Malgré les apparences, Yao n’avait rien de mou. Jia l’avait déjà vu briser l’échine d’un garde de Liang la Tordue d’un seul coup, et seul le sinistre et taciturne chef de la Famille, l’Homme Brisé, avait autorité sur lui. Elle posa les mains sur le bureau devant elle pour pouvoir les fusiller du regard si elles se mettaient à trembler.

« Cette femme… dit-elle en sachant pertinemment que ses observateurs lui avaient déjà décrit la scène. J’aurais pu la sauver avant que Li la dépèce comme les autres, mais les Fermiers l’ont tuée sans raison.

– Un Fermier l’a tuée, corrigea Yao.

– Les autres ne l’ont pas puni. Ils n’ont même pas fait attention.

– Peut-être, dit-il en plissant les yeux. Mais ta mission n’avait rien à voir avec eux.

– J’ai fait ce que… commença-t-elle avant d’être interrompue par un violent coup sur la table.

– Ta mission n’avait rien à voir avec eux !

– Et alors ?! cria-t-elle. Les familles se font la guerre dans les rues comme si c’était un jeu ! Cette femme travaillait pour nous, Beau Père. Elle était de la famille, et ils l’ont tuée ! »

Beau Père Yao croisa les bras.

« Et donc, reprit-il sans plus montrer la moindre de trace de colère, tu as foncé au milieu d’un combat à l’épée armée d’une simple dague, et tu as tué sept hommes.

– Six. Li a trébuché sur un des cadavres et s’est brisé la nuque.

– Superbe. Mais inconscient. Il y avait tellement de témoins. »

Une ombre tomba sur son cœur. Être vu sur sa première mission était synonyme d’échec, quelles que soient les circonstances. Et l’échec signifiait qu’elle venait de boire une tasse de poison.

« Mais, étrangement, aucun d’entre eux ne t’a vue, reprit-il avec un sourire. Félicitations, Petite Sœur. »

Elle fondit dans sa chaise, ivre de soulagement. « Merci, Beau Père.

– Et si tu refais un jour montre de la même inconscience, le terme de châtiment est bien trop doux pour décrire ce qui t’arrivera. Tu dois comprendre que nous sommes en guerre contre Liang la Tordue, et que chaque soldat compte… »

Il continua, dissertant sur les devoirs et obligations, et elle se redressa, distraite par… quelque chose d’étrange. Le bureau du Beau Père était petit mais richement meublé ; il y avait cette table entre eux, une commode et, sur la gauche, une ouverture menant à ses appartements privés. Elle aurait juré avoir senti un courant d’air…

Elle cligna des yeux. Un homme maigrelet vêtu d’une robe élimée et de sandales râpées franchit la porte et huma l’air, faisant tressaillir sa fine barbe. Il la vit, lui adressa un solennel signe de tête, puis, avec un claquement de langue, traversa la pièce jusqu’à la commode. Il y prit la tasse la plus précieuse et balaya la pièce du regard avec la placide désorientation d’un invité se demandant où son hôte range le sucre.

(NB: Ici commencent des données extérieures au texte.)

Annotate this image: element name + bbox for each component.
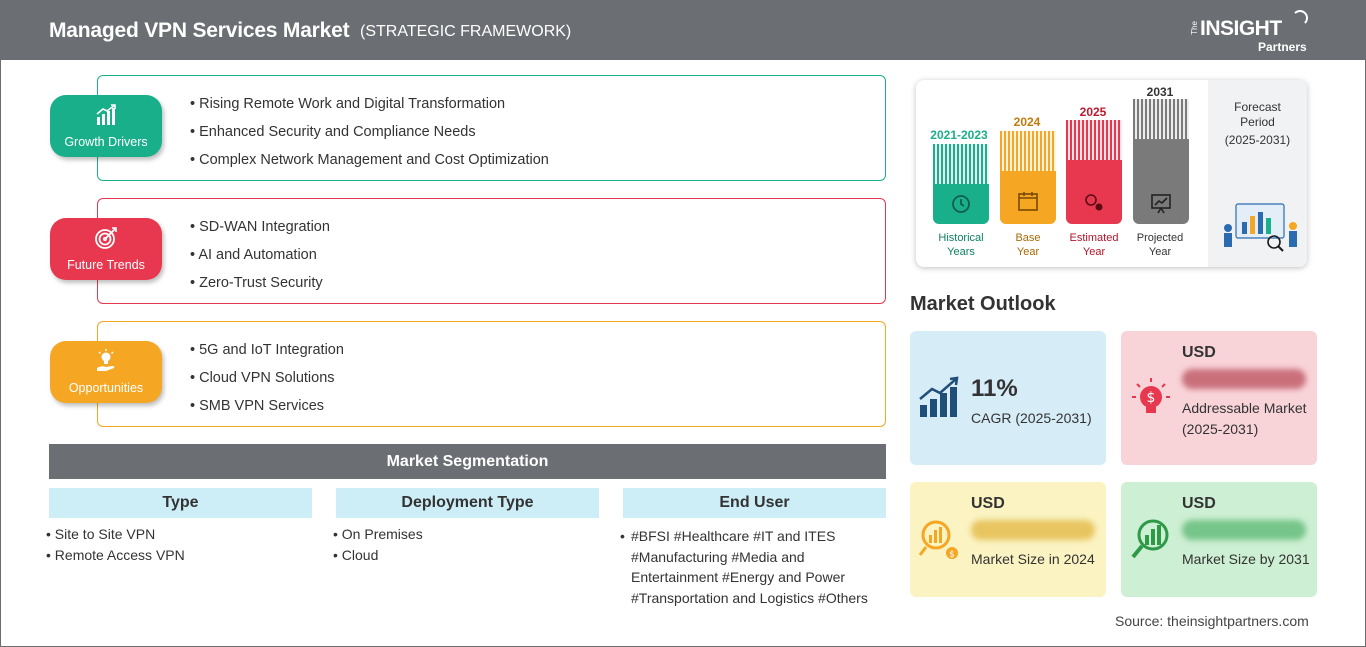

Elle regarda tour à tour Beau Père Yao et le vieillard. Était-elle censée faire comme s’il n’était pas là ? Se lever pour l’accueillir ? Était-ce une nouvelle épreuve ? Venait-elle d’échouer ?

Une grimace d’irritation s’installa sur le visage de Yao.

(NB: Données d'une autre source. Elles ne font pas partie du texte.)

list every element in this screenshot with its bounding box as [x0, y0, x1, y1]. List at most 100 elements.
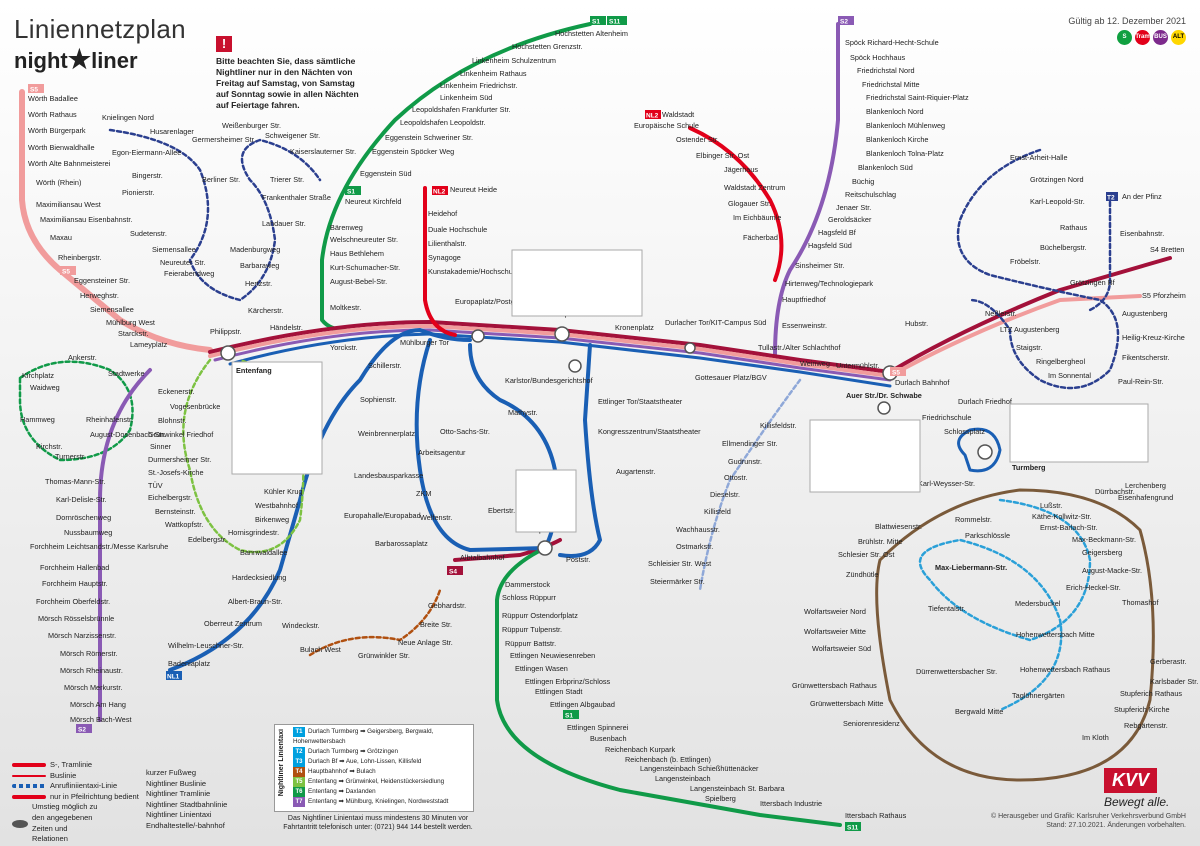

« Par tous les Enfers, que regardes-tu comme ça ? » dit-il en se retournant. Il resta bouche bée en apercevant le vieil intrus occupé à se verser d’un air guilleret de pleines cuillérées de venin de fouisseur.

« Gardes ! »


1Tong Shi est le patriarche du panthéon de Xiansai. Il est considéré omniprésent quoique non omniscient, et est donc souvent représenté avec une expression légèrement confuse.

2Le Manoir mouvant est la base de la Dixième famille, et les rumeurs disent qu’il se téléporte d’un endroit à l’autre de la ville. En réalité, la Famille utilise de nombreux « Manoirs mouvants » différents, mais elle encourage et embellit les rumeurs à chaque occasion.